Nike et son équipe de 14 scien­ti­fiques cou­vrant tout le spectre d’une pré­pa­ra­tion opti­male – psy­cho­lo­gie, phy­sio­lo­gie, bio­mé­ca­nique, ingé­nie­rie, nutri­tion, coa­ching – ont tout mis en œuvre pour que la ten­ta­tive soit une réus­site : ter­rain ultra plat (boucle de 2,4 km), chaus­sures spé­ciales, tex­tiles opti­mi­sés, ten­ta­tive pré­vue pour un jour sans vent avec une tem­pé­ra­ture idéale… Mais sera-ce suf­fi­sant ? N’oublions pas que c’est l’homme qui court et qu’il faut comp­ter avec ses para­mètres phy­sio­lo­giques : muscles, ten­dons, VO2 max, VMA, lac­tates, men­tal, etc.
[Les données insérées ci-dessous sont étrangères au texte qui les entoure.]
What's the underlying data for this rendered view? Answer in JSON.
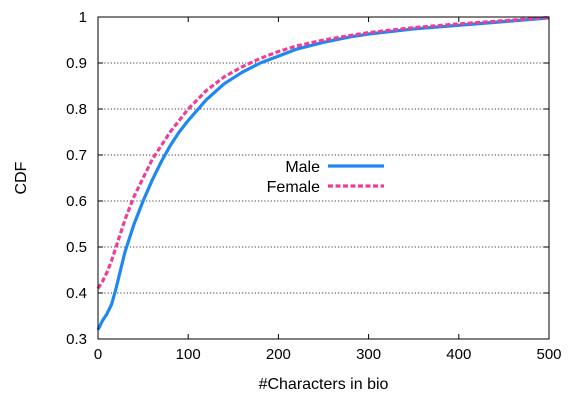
{
  "chart_data": {
    "type": "line",
    "title": "",
    "xlabel": "#Characters in bio",
    "ylabel": "CDF",
    "xlim": [
      0,
      500
    ],
    "ylim": [
      0.3,
      1.0
    ],
    "x_ticks": [
      "0",
      "100",
      "200",
      "300",
      "400",
      "500"
    ],
    "y_ticks": [
      "0.3",
      "0.4",
      "0.5",
      "0.6",
      "0.7",
      "0.8",
      "0.9",
      "1"
    ],
    "grid": "horizontal dotted",
    "legend_position": "center",
    "series": [
      {
        "name": "Male",
        "color": "#1e88f0",
        "style": "solid",
        "points": [
          [
            0,
            0.32
          ],
          [
            5,
            0.34
          ],
          [
            10,
            0.355
          ],
          [
            15,
            0.375
          ],
          [
            20,
            0.41
          ],
          [
            25,
            0.45
          ],
          [
            30,
            0.49
          ],
          [
            40,
            0.55
          ],
          [
            50,
            0.6
          ],
          [
            60,
            0.645
          ],
          [
            70,
            0.685
          ],
          [
            80,
            0.72
          ],
          [
            90,
            0.75
          ],
          [
            100,
            0.775
          ],
          [
            120,
            0.82
          ],
          [
            140,
            0.855
          ],
          [
            160,
            0.88
          ],
          [
            180,
            0.9
          ],
          [
            200,
            0.915
          ],
          [
            220,
            0.93
          ],
          [
            250,
            0.945
          ],
          [
            280,
            0.957
          ],
          [
            300,
            0.963
          ],
          [
            350,
            0.974
          ],
          [
            400,
            0.982
          ],
          [
            450,
            0.99
          ],
          [
            500,
            0.998
          ]
        ]
      },
      {
        "name": "Female",
        "color": "#ef3f95",
        "style": "dashed",
        "points": [
          [
            0,
            0.41
          ],
          [
            5,
            0.425
          ],
          [
            10,
            0.445
          ],
          [
            15,
            0.47
          ],
          [
            20,
            0.5
          ],
          [
            25,
            0.53
          ],
          [
            30,
            0.56
          ],
          [
            40,
            0.61
          ],
          [
            50,
            0.65
          ],
          [
            60,
            0.69
          ],
          [
            70,
            0.72
          ],
          [
            80,
            0.75
          ],
          [
            90,
            0.775
          ],
          [
            100,
            0.8
          ],
          [
            120,
            0.84
          ],
          [
            140,
            0.87
          ],
          [
            160,
            0.892
          ],
          [
            180,
            0.91
          ],
          [
            200,
            0.925
          ],
          [
            220,
            0.937
          ],
          [
            250,
            0.95
          ],
          [
            280,
            0.96
          ],
          [
            300,
            0.966
          ],
          [
            350,
            0.977
          ],
          [
            400,
            0.985
          ],
          [
            450,
            0.992
          ],
          [
            500,
            0.999
          ]
        ]
      }
    ]
  }
}
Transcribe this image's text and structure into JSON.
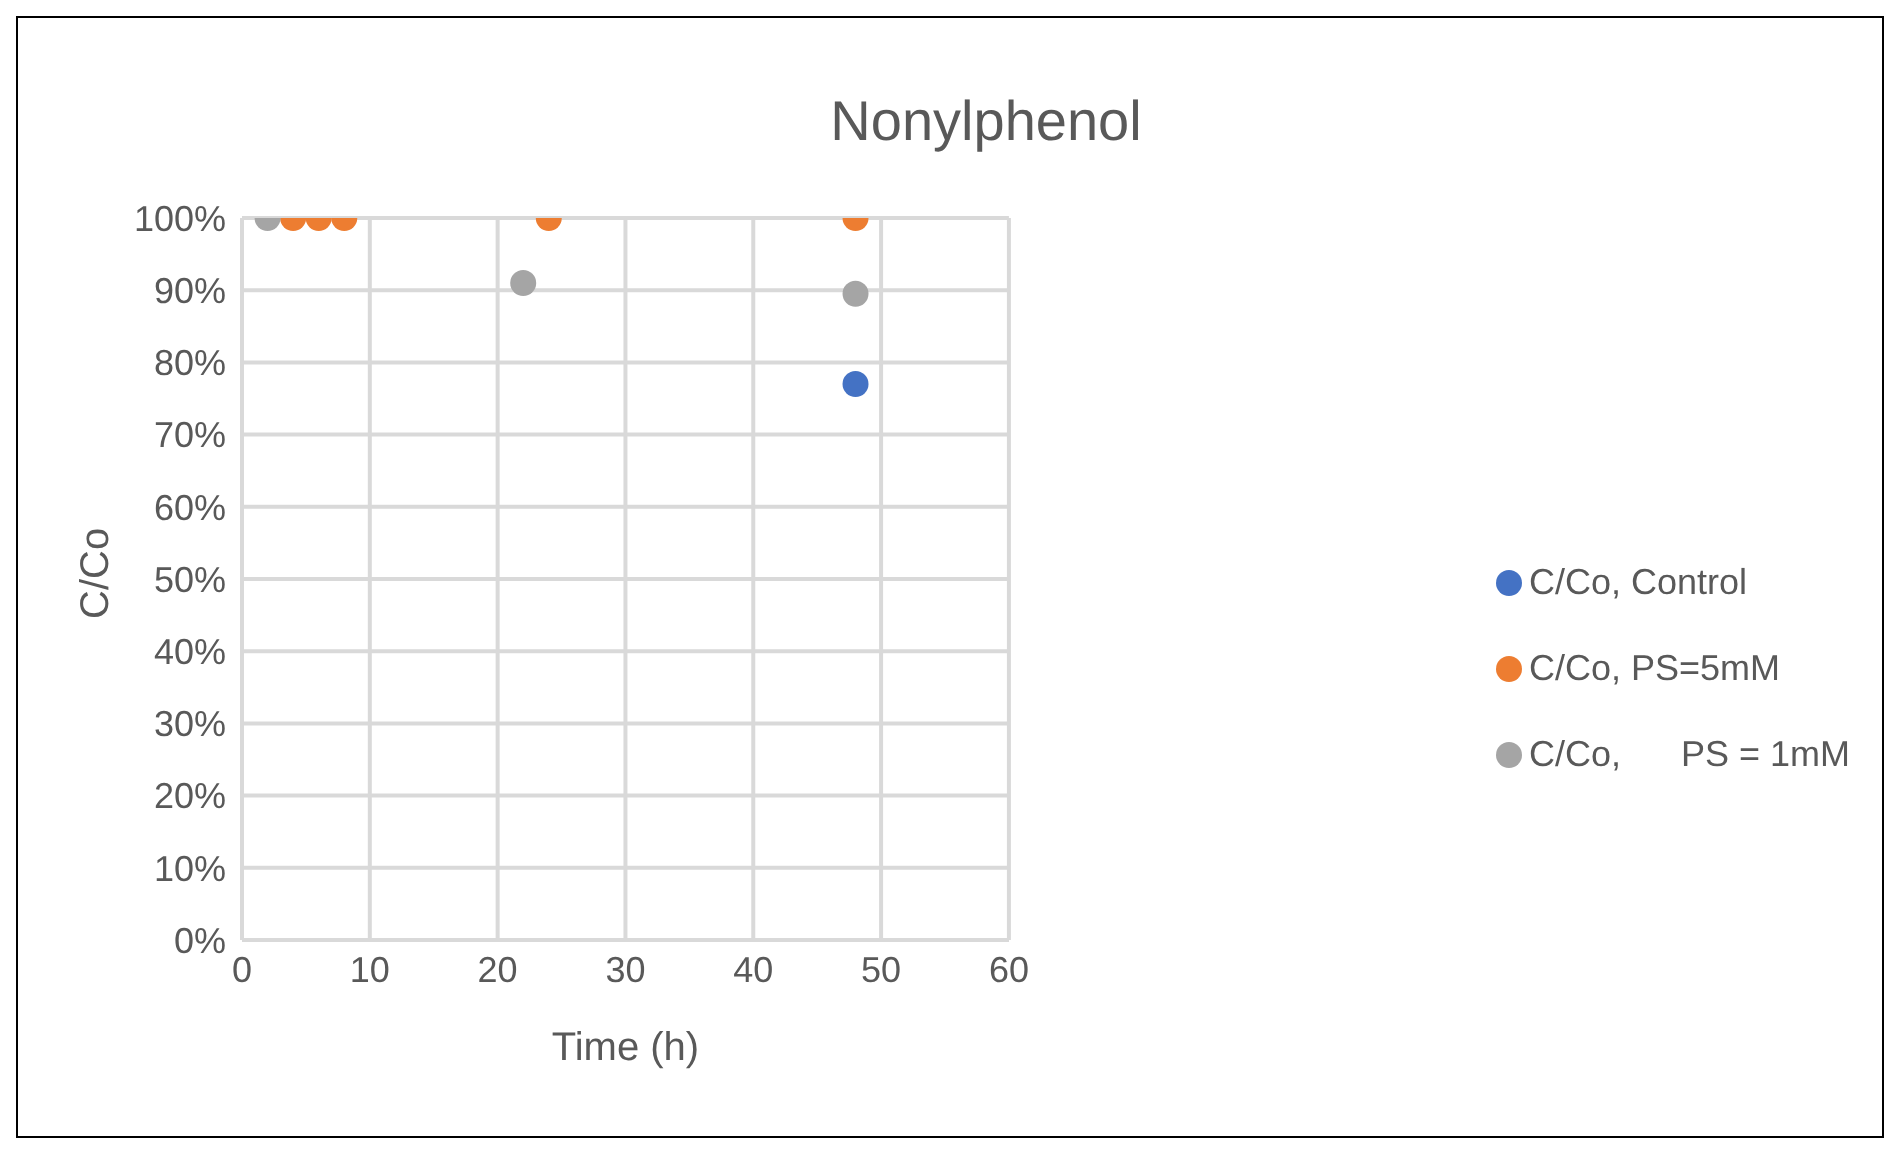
{
  "chart_data": {
    "type": "scatter",
    "title": "Nonylphenol",
    "xlabel": "Time (h)",
    "ylabel": "C/Co",
    "xlim": [
      0,
      60
    ],
    "xticks": [
      0,
      10,
      20,
      30,
      40,
      50,
      60
    ],
    "ylim": [
      0,
      100
    ],
    "yticks": [
      {
        "value": 0,
        "label": "0%"
      },
      {
        "value": 10,
        "label": "10%"
      },
      {
        "value": 20,
        "label": "20%"
      },
      {
        "value": 30,
        "label": "30%"
      },
      {
        "value": 40,
        "label": "40%"
      },
      {
        "value": 50,
        "label": "50%"
      },
      {
        "value": 60,
        "label": "60%"
      },
      {
        "value": 70,
        "label": "70%"
      },
      {
        "value": 80,
        "label": "80%"
      },
      {
        "value": 90,
        "label": "90%"
      },
      {
        "value": 100,
        "label": "100%"
      }
    ],
    "grid": true,
    "legend": "right",
    "marker": "circle",
    "series": [
      {
        "name": "C/Co, Control",
        "color": "#4472c4",
        "x": [
          48
        ],
        "values": [
          77
        ]
      },
      {
        "name": "C/Co, PS=5mM",
        "color": "#ed7d31",
        "x": [
          4,
          6,
          8,
          24,
          48
        ],
        "values": [
          100,
          100,
          100,
          100,
          100
        ]
      },
      {
        "name": "C/Co,      PS = 1mM",
        "color": "#a5a5a5",
        "x": [
          2,
          22,
          48
        ],
        "values": [
          100,
          91,
          89.5
        ]
      }
    ]
  }
}
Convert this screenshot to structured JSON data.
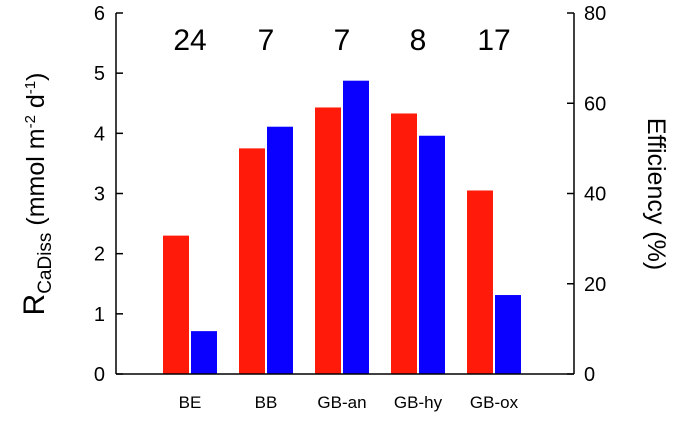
{
  "chart_data": {
    "type": "bar",
    "categories": [
      "BE",
      "BB",
      "GB-an",
      "GB-hy",
      "GB-ox"
    ],
    "series": [
      {
        "axis": "left",
        "color": "#ff1a0a",
        "values": [
          2.3,
          3.75,
          4.43,
          4.33,
          3.05
        ]
      },
      {
        "axis": "right",
        "color": "#0a00ff",
        "values": [
          9.5,
          54.8,
          65.0,
          52.8,
          17.5
        ]
      }
    ],
    "annotations": [
      "24",
      "7",
      "7",
      "8",
      "17"
    ],
    "ylabel_left": {
      "main": "R",
      "sub": "CaDiss",
      "unit_a": " (mmol m",
      "sup_a": "-2",
      "unit_b": " d",
      "sup_b": "-1",
      "unit_c": ")"
    },
    "ylabel_right": "Efficiency (%)",
    "ylim_left": [
      0,
      6
    ],
    "ylim_right": [
      0,
      80
    ],
    "yticks_left": [
      "0",
      "1",
      "2",
      "3",
      "4",
      "5",
      "6"
    ],
    "yticks_right": [
      "0",
      "20",
      "40",
      "60",
      "80"
    ],
    "grid": false,
    "legend": "none"
  }
}
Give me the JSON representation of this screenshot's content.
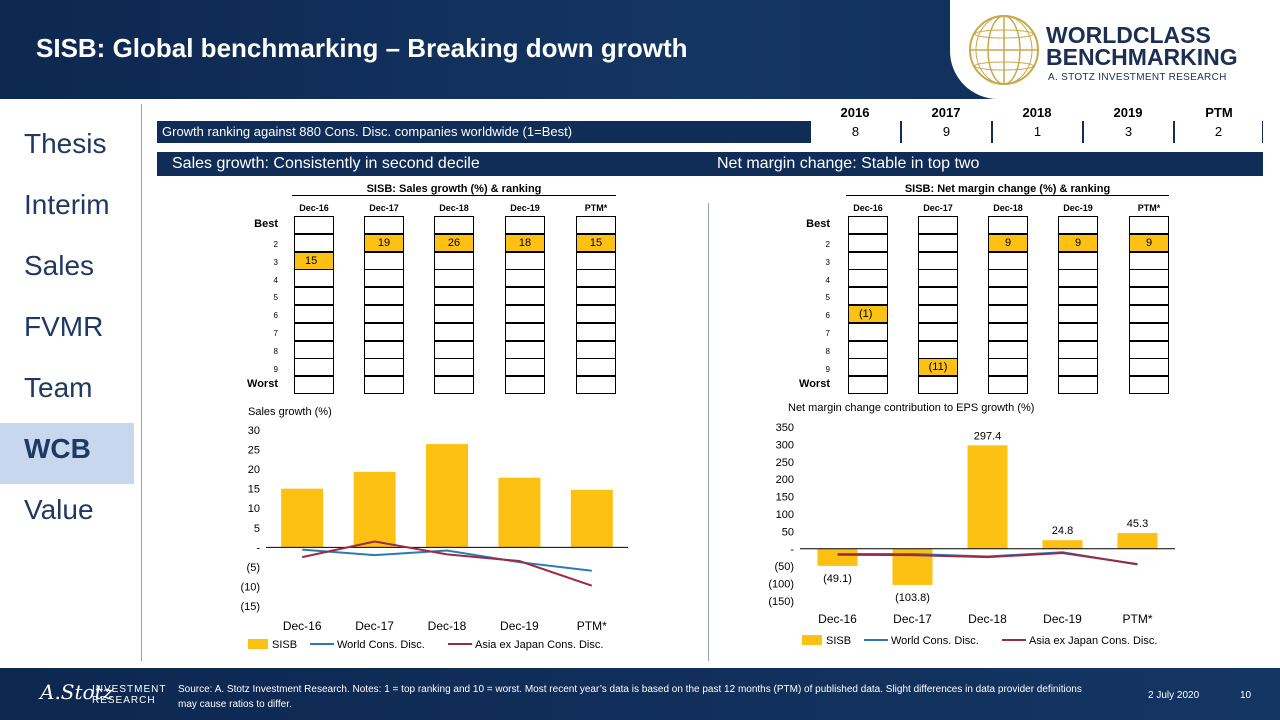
{
  "header": {
    "title": "SISB: Global benchmarking – Breaking down growth",
    "logo_line1": "WORLDCLASS",
    "logo_line2": "BENCHMARKING",
    "logo_line3": "A. STOTZ INVESTMENT RESEARCH"
  },
  "nav": [
    "Thesis",
    "Interim",
    "Sales",
    "FVMR",
    "Team",
    "WCB",
    "Value"
  ],
  "active_nav": "WCB",
  "ranking": {
    "years": [
      "2016",
      "2017",
      "2018",
      "2019",
      "PTM"
    ],
    "label": "Growth ranking against 880 Cons. Disc. companies worldwide (1=Best)",
    "values": [
      "8",
      "9",
      "1",
      "3",
      "2"
    ]
  },
  "sections": {
    "left": "Sales growth: Consistently in second decile",
    "right": "Net margin change: Stable in top two"
  },
  "rank_grid_left": {
    "title": "SISB: Sales growth (%) & ranking",
    "columns": [
      "Dec-16",
      "Dec-17",
      "Dec-18",
      "Dec-19",
      "PTM*"
    ],
    "best": "Best",
    "worst": "Worst",
    "row_labels": [
      "2",
      "3",
      "4",
      "5",
      "6",
      "7",
      "8",
      "9"
    ],
    "highlights": [
      {
        "col": 0,
        "row": 2,
        "label": "15"
      },
      {
        "col": 1,
        "row": 1,
        "label": "19"
      },
      {
        "col": 2,
        "row": 1,
        "label": "26"
      },
      {
        "col": 3,
        "row": 1,
        "label": "18"
      },
      {
        "col": 4,
        "row": 1,
        "label": "15"
      }
    ]
  },
  "rank_grid_right": {
    "title": "SISB: Net margin change (%) & ranking",
    "columns": [
      "Dec-16",
      "Dec-17",
      "Dec-18",
      "Dec-19",
      "PTM*"
    ],
    "best": "Best",
    "worst": "Worst",
    "row_labels": [
      "2",
      "3",
      "4",
      "5",
      "6",
      "7",
      "8",
      "9"
    ],
    "highlights": [
      {
        "col": 0,
        "row": 5,
        "label": "(1)"
      },
      {
        "col": 1,
        "row": 8,
        "label": "(11)"
      },
      {
        "col": 2,
        "row": 1,
        "label": "9"
      },
      {
        "col": 3,
        "row": 1,
        "label": "9"
      },
      {
        "col": 4,
        "row": 1,
        "label": "9"
      }
    ]
  },
  "chart_data": [
    {
      "type": "bar",
      "title": "Sales growth (%)",
      "categories": [
        "Dec-16",
        "Dec-17",
        "Dec-18",
        "Dec-19",
        "PTM*"
      ],
      "series": [
        {
          "name": "SISB",
          "type": "bar",
          "values": [
            15,
            19.3,
            26.4,
            17.8,
            14.7
          ]
        },
        {
          "name": "World Cons. Disc.",
          "type": "line",
          "values": [
            -0.6,
            -2,
            -0.8,
            -3.8,
            -6
          ]
        },
        {
          "name": "Asia ex Japan Cons. Disc.",
          "type": "line",
          "values": [
            -2.5,
            1.5,
            -1.8,
            -3.5,
            -9.8
          ]
        }
      ],
      "ylim": [
        -15,
        30
      ],
      "yticks": [
        30,
        25,
        20,
        15,
        10,
        5,
        0,
        -5,
        -10,
        -15
      ],
      "ytick_labels": [
        "30",
        "25",
        "20",
        "15",
        "10",
        "5",
        "-",
        "(5)",
        "(10)",
        "(15)"
      ],
      "data_labels": []
    },
    {
      "type": "bar",
      "title": "Net margin change contribution to EPS growth (%)",
      "categories": [
        "Dec-16",
        "Dec-17",
        "Dec-18",
        "Dec-19",
        "PTM*"
      ],
      "series": [
        {
          "name": "SISB",
          "type": "bar",
          "values": [
            -49.1,
            -103.8,
            297.4,
            24.8,
            45.3
          ]
        },
        {
          "name": "World Cons. Disc.",
          "type": "line",
          "values": [
            -15,
            -15,
            -22,
            -10,
            -45
          ]
        },
        {
          "name": "Asia ex Japan Cons. Disc.",
          "type": "line",
          "values": [
            -17,
            -18,
            -24,
            -12,
            -44
          ]
        }
      ],
      "ylim": [
        -150,
        350
      ],
      "yticks": [
        350,
        300,
        250,
        200,
        150,
        100,
        50,
        0,
        -50,
        -100,
        -150
      ],
      "ytick_labels": [
        "350",
        "300",
        "250",
        "200",
        "150",
        "100",
        "50",
        "-",
        "(50)",
        "(100)",
        "(150)"
      ],
      "data_labels": [
        "(49.1)",
        "(103.8)",
        "297.4",
        "24.8",
        "45.3"
      ]
    }
  ],
  "colors": {
    "bar": "#fdc114",
    "world": "#2a7ab5",
    "asia": "#9b2a45",
    "navy": "#0f2d57"
  },
  "footer": {
    "source": "Source: A. Stotz Investment Research. Notes: 1 = top ranking and 10 = worst. Most recent year’s data is based on the past 12 months (PTM) of published data. Slight differences in data provider definitions may cause ratios to differ.",
    "date": "2 July 2020",
    "page": "10",
    "brand_line1": "INVESTMENT",
    "brand_line2": "RESEARCH",
    "signature": "A.Stotz"
  }
}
Nous aurons sans doute l’oc­ca­sion de reve­nir sur ce pro­jet Breaking2. L’idée est grande mais, pour notre part, nous ne voyons pas Kipchoge réus­sir. Si tout se passe bien, nous l’i­ma­gi­nons tout juste sous les 2h02”, ce qui serait déjà fantastique.

Quoi qu’il en soit, il res­te­ra de tout ceci une sacrée publi­ci­té pour la marque américaine.